35 Essa teoria indica, ainda, que haveria um grande pacto entre governos e indústrias farmacêuticas para vender vacinas, que em vez de ajudar na prevenção de doenças, seriam capazes de causar até autismo. Os grupos que se recusa a vacinar a si e ao seus filhos foi alavancado nos últimos anos por páginas das redes sociais que divulgam pesquisas sem base científica. Em uma verificação rápida no Facebook, encontramos mais de 24 mil seguidores em cinco diferentes grupos brasileiros abertos com essa temática: “O lado obscuro das vacinas” (12 mil membros), “Sou contra a Vacina HPV” (5,9 mil membros), “VACINAS: O maior CRIME da história” (5 mil membros), “Debatendo sobre as vacinas” (550 membros) e “Vacinas X Religião” (560 membros). Esses movimentos vêm sendo apontados como um dos principais fatores para o recente surto de sarampo na Europa, onde mais de 41 mil pessoas foram infectadas nos primeiros seis meses de 2018, segundo alerta emitido pela Organização Mundial da Saúde (OMS). O número foi um recorde na década para o período verificado. No Brasil, o movimento também preocupa. Apesar de o país contar com um dos mais reconhecidos programas públicos de vacinação do mundo, em 2018, por exemplo, a cobertura da segunda dose da vacina tríplice viral (que protege contra sarampo, caxumba e rubéola) teve adesão de apenas 76,7% do público-alvo. Em 2019, o movimento antivacina passou a ser considerado pela OMS como uma das dez maiores ameaças à saúde mundial.
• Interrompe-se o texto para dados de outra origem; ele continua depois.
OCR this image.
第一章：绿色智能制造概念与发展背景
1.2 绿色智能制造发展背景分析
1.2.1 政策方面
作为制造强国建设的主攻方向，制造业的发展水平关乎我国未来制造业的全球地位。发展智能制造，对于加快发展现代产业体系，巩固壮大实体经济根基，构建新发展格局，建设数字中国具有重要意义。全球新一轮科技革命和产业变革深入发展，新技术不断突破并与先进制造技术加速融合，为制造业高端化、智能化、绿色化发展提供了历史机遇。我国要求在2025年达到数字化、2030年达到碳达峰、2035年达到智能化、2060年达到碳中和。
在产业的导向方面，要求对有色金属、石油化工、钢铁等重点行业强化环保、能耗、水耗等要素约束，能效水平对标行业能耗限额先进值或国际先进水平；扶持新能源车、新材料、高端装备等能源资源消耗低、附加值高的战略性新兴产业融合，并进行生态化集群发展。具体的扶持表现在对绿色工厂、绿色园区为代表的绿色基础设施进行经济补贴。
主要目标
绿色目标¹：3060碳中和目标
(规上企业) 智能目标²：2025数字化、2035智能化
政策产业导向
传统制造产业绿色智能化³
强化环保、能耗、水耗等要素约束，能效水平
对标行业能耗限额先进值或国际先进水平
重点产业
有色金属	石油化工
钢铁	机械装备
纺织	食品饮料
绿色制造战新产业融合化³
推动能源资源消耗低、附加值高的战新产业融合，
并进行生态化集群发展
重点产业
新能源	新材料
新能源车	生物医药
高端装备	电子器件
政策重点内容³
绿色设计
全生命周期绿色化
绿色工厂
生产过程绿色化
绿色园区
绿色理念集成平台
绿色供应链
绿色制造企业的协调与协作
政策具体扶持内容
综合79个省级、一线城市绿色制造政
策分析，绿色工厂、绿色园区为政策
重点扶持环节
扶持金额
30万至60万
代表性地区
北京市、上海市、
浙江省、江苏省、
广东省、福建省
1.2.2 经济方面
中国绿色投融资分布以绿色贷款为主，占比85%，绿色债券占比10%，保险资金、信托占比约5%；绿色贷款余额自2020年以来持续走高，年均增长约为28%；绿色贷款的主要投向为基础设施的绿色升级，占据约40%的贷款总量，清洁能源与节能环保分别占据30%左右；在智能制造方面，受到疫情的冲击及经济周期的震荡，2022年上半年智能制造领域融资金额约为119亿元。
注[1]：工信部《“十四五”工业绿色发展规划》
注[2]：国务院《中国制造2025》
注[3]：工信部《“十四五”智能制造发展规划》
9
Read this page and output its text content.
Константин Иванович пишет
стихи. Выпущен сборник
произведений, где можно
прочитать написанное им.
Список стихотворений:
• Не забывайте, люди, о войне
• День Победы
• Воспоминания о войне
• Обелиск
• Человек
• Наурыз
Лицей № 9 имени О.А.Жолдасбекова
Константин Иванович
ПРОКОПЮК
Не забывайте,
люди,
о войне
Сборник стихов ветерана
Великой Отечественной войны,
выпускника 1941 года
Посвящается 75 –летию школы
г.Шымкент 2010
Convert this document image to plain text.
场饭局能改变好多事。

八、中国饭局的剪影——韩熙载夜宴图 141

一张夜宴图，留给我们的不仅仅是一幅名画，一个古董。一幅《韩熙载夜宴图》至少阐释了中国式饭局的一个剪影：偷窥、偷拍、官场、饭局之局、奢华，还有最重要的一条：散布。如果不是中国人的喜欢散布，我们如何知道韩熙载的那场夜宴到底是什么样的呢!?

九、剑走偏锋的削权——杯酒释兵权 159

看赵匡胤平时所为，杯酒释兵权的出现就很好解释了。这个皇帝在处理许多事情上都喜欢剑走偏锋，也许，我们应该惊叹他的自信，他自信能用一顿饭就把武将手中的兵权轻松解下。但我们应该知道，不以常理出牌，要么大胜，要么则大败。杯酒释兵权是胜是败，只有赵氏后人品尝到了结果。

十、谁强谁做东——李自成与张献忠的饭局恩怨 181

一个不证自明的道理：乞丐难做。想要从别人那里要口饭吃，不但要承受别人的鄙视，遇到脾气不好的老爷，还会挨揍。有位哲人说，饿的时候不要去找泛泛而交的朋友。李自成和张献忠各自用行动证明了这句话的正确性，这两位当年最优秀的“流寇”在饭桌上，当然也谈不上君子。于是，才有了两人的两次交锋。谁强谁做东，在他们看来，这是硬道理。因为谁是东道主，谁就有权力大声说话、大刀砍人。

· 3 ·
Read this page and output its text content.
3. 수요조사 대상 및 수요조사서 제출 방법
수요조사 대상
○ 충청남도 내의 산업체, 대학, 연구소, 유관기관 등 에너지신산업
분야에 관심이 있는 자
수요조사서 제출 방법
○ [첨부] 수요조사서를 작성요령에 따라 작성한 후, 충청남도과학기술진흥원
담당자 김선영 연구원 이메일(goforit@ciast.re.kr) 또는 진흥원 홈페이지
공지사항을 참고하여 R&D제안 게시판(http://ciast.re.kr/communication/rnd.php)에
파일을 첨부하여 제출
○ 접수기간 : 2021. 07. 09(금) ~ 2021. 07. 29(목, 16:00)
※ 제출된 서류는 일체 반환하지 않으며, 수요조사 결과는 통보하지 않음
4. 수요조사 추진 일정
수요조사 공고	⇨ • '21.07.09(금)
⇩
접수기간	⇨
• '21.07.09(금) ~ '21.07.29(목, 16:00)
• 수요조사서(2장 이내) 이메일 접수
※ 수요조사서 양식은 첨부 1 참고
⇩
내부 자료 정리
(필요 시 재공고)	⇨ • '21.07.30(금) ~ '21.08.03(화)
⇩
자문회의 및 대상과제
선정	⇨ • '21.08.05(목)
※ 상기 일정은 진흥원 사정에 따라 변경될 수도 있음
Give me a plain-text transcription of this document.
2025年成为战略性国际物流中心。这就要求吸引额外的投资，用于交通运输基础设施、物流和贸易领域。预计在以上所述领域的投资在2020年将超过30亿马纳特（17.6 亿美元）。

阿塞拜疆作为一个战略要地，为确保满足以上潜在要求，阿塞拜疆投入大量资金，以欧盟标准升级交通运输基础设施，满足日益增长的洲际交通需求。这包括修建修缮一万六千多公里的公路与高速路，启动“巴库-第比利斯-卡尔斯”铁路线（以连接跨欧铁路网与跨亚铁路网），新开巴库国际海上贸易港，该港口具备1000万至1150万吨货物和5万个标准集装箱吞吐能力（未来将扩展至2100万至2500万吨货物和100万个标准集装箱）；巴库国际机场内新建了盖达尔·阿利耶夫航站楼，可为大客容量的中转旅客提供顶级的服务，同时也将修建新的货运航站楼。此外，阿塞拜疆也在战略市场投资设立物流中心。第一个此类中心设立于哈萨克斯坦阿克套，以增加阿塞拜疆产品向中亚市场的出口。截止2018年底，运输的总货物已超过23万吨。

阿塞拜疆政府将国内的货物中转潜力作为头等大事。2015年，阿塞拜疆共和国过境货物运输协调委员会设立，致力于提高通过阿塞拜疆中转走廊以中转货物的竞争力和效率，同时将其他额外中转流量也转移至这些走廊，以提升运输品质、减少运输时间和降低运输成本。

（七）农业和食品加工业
No Brasil, o caso parece ainda mais grave. De acordo com uma pesquisa encomendada pela BBC em 2017 à empresa canadense de opinião pública GlobeScan, o país é o mais preocupado do mundo com notícias falsas (BBC, 2017). Não é para menos, já que cerca de doze milhões de brasileiros difundiam conteúdo de desinformação pelas redes sociais neste mesmo ano (MARTINS, 2017).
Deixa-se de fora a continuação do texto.